Friday, 1 February 2013

How Some Landmarks Stay the Same

I was very pleased to find that, despite all the new building there has been in the time since I last went to Manchester, some things are still where they always were - and I could still navigate my way round the town centre. Mind you, even some of those things have changed - Piccadilly Gardens is much bigger than I remember it, with a modern water feature as well as the Victorian statues - and it's criss crossed with tram lines, and with a tram station at one end.

Albert Square, where the Town Hall is, has been pedestrianised. Once it looked like this:


This is what happens when a French Impressionist artist goes to the grim industrial north of England. The painting is by Pierre Adolphe Vallette, who was LS Lowry's tutor.
Now the Square looks like this (taken from the same direction, but further into the Square):


From what my mum has told me about family history, I think that the red brick building in the background was once the Press Club, where my gran worked for a while (they could always tell when she was on duty at nights, she told me, because she put the table cloths out and made sure that everything was served properly, just as it was during the day.
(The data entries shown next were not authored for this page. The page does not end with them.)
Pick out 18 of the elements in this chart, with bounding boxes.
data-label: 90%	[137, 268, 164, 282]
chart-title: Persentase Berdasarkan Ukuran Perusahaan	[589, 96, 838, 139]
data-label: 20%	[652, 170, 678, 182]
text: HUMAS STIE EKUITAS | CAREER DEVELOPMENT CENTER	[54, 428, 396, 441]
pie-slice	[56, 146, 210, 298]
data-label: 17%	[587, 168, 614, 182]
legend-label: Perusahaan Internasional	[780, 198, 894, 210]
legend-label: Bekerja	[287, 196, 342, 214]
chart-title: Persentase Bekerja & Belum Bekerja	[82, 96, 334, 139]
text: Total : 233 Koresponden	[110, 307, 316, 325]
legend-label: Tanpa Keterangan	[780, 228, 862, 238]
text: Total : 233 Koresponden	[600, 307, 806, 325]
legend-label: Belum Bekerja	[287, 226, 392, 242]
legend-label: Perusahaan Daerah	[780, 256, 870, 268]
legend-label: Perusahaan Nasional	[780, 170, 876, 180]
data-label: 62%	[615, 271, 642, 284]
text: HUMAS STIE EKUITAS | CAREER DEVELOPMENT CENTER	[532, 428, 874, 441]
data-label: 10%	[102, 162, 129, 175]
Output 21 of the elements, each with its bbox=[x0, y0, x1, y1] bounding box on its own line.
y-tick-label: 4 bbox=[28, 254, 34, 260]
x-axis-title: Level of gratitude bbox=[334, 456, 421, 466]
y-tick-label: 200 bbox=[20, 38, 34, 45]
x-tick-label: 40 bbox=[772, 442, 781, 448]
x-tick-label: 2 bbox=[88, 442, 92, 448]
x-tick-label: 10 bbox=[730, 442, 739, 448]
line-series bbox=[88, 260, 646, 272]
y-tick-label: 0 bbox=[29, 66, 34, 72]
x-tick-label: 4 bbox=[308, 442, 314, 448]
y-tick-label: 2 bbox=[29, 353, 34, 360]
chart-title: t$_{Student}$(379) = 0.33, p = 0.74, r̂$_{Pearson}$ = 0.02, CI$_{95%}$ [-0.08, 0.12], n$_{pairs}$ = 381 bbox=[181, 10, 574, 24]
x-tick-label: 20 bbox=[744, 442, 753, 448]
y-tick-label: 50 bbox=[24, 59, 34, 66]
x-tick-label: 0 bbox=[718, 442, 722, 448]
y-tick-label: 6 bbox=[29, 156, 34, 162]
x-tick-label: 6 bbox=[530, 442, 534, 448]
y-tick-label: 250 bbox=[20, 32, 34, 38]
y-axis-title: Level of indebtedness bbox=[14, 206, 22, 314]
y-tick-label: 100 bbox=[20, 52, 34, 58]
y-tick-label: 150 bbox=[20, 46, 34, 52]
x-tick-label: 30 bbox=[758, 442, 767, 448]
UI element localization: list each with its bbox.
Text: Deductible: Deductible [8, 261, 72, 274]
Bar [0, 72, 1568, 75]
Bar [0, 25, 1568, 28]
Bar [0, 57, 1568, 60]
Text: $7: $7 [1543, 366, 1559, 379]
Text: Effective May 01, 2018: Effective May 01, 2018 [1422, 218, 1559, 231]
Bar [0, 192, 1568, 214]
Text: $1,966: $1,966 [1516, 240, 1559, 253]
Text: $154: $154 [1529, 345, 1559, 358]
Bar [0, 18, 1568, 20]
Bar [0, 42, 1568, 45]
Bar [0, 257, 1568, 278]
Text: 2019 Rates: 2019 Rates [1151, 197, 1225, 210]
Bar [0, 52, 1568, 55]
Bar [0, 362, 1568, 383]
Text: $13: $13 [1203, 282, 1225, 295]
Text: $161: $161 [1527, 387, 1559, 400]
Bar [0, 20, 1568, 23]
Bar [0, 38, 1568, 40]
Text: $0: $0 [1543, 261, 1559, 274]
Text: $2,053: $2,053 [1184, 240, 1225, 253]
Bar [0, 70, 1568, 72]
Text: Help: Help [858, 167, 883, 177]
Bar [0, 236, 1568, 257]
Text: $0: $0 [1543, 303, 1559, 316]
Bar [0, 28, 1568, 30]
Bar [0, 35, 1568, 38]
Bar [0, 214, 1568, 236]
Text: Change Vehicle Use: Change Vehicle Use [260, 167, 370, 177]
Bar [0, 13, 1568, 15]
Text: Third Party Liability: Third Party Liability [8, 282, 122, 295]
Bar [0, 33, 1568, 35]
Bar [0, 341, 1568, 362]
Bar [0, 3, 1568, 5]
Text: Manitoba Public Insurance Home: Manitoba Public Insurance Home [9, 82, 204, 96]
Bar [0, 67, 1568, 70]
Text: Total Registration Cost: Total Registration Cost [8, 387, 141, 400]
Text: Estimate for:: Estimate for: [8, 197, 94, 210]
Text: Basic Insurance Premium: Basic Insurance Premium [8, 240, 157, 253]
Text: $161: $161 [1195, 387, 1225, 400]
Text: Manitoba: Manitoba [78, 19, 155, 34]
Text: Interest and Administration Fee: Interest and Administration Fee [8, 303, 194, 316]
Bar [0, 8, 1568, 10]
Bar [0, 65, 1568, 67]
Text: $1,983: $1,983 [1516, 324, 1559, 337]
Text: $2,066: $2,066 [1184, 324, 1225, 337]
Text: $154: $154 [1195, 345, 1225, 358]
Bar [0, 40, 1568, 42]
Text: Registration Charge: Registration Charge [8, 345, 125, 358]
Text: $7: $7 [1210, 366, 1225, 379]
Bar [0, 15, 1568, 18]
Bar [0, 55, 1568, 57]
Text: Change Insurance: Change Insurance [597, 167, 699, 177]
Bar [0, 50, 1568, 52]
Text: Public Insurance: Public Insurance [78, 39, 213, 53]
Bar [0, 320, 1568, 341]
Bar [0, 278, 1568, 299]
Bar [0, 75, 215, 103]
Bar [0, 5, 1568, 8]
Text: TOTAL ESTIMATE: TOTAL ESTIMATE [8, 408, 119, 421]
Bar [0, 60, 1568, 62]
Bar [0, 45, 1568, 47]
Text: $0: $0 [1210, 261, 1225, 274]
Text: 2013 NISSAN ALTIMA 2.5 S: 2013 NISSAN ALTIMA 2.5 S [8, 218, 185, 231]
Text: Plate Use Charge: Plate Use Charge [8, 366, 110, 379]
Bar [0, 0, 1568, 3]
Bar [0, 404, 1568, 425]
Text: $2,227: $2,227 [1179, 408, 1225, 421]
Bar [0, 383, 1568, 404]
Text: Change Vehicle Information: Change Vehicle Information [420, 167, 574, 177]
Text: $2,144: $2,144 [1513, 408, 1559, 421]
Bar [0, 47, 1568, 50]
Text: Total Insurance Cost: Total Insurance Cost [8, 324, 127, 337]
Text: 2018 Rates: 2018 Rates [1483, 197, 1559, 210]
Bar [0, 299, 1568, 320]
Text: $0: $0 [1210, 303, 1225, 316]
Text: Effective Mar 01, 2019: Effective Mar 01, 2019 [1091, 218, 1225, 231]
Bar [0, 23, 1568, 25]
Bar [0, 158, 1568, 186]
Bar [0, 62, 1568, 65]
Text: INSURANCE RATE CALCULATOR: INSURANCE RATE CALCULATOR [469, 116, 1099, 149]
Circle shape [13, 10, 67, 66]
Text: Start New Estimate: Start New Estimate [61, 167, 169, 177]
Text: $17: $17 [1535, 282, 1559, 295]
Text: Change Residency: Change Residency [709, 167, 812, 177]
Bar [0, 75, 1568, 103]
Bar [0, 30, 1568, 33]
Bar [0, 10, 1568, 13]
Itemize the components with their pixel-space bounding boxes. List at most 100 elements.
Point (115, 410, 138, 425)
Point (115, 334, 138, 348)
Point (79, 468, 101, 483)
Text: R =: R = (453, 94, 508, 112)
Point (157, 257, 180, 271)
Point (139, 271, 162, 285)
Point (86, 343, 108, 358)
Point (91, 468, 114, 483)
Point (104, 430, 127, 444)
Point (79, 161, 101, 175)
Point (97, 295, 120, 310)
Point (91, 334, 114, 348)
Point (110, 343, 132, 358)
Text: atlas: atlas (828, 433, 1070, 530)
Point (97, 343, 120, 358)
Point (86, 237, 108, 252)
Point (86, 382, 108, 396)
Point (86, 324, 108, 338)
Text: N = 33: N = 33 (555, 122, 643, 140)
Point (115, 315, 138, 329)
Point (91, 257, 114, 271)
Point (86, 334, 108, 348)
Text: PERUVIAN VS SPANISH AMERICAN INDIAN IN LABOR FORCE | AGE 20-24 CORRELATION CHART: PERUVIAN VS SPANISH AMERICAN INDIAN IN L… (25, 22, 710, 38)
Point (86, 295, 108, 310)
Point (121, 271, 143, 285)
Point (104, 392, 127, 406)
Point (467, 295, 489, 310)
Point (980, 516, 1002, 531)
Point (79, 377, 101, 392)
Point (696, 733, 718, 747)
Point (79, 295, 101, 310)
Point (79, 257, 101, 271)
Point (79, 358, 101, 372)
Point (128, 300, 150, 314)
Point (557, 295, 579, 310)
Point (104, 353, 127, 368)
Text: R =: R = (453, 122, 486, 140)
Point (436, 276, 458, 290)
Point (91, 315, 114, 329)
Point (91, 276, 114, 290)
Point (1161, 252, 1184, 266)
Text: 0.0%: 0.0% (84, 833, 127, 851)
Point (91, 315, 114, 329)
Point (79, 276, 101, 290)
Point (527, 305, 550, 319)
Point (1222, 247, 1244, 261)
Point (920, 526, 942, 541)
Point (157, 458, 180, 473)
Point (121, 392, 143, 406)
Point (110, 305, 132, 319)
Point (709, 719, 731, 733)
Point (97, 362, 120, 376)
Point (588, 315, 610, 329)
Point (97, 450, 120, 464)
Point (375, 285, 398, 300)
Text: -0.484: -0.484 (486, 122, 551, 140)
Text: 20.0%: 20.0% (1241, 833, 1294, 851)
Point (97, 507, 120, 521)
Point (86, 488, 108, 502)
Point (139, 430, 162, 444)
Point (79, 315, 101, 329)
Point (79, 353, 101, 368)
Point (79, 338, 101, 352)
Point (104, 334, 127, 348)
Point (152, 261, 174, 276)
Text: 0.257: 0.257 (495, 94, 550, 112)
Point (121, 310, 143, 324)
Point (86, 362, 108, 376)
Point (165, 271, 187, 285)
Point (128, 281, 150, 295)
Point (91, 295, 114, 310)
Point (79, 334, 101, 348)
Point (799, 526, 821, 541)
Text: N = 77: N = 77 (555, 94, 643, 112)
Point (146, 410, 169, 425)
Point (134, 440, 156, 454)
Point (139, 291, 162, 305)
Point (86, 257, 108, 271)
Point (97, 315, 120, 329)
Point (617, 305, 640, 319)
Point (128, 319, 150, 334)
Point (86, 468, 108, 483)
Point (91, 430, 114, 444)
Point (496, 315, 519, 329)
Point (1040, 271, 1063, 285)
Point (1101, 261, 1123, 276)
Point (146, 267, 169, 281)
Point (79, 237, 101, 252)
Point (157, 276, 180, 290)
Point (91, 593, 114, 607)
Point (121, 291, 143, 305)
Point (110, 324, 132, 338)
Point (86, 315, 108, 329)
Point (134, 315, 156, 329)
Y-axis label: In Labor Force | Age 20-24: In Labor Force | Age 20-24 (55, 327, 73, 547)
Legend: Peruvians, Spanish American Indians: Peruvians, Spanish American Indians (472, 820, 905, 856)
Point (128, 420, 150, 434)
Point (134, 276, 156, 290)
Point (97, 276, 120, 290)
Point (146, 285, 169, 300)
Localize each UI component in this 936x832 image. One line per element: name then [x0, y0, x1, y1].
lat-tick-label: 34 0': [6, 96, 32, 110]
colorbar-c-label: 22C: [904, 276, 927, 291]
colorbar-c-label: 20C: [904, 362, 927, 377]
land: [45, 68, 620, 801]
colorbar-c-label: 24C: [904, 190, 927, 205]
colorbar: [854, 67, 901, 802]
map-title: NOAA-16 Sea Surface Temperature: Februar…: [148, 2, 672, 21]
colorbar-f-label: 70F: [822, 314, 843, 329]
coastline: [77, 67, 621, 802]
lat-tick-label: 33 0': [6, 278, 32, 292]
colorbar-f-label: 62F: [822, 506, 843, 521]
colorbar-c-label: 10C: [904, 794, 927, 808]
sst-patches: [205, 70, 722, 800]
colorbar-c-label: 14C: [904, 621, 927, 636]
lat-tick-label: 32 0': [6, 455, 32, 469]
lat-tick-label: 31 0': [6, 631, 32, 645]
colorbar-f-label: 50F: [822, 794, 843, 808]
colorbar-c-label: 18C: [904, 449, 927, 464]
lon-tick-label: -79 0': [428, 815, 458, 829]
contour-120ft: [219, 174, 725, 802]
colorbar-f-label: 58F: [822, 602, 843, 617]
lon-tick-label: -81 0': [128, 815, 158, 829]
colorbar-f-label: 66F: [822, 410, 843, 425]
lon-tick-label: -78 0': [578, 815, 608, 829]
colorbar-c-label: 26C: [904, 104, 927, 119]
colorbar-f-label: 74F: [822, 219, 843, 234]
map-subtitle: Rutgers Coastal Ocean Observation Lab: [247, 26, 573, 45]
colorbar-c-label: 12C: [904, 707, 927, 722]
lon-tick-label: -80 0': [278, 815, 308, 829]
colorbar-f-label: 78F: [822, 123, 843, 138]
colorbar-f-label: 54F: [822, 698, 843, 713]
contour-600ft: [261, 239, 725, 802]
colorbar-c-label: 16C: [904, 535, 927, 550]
The other woman who ran the kitchen at nights never bothered). It's now quite a posh looking restaurant, with traditional local food.
Underneath it was once the Kardomah. I remember being taken there when I was quite small, and being amazed by the Arabian Nights decor of the place. It was down in a basement - which now seems to be a noodle bar.
And just to one side was once B Division Police Station, which I think is now a fish restaurant. I think that might have been where my step-dad was a desk sergeant for a while.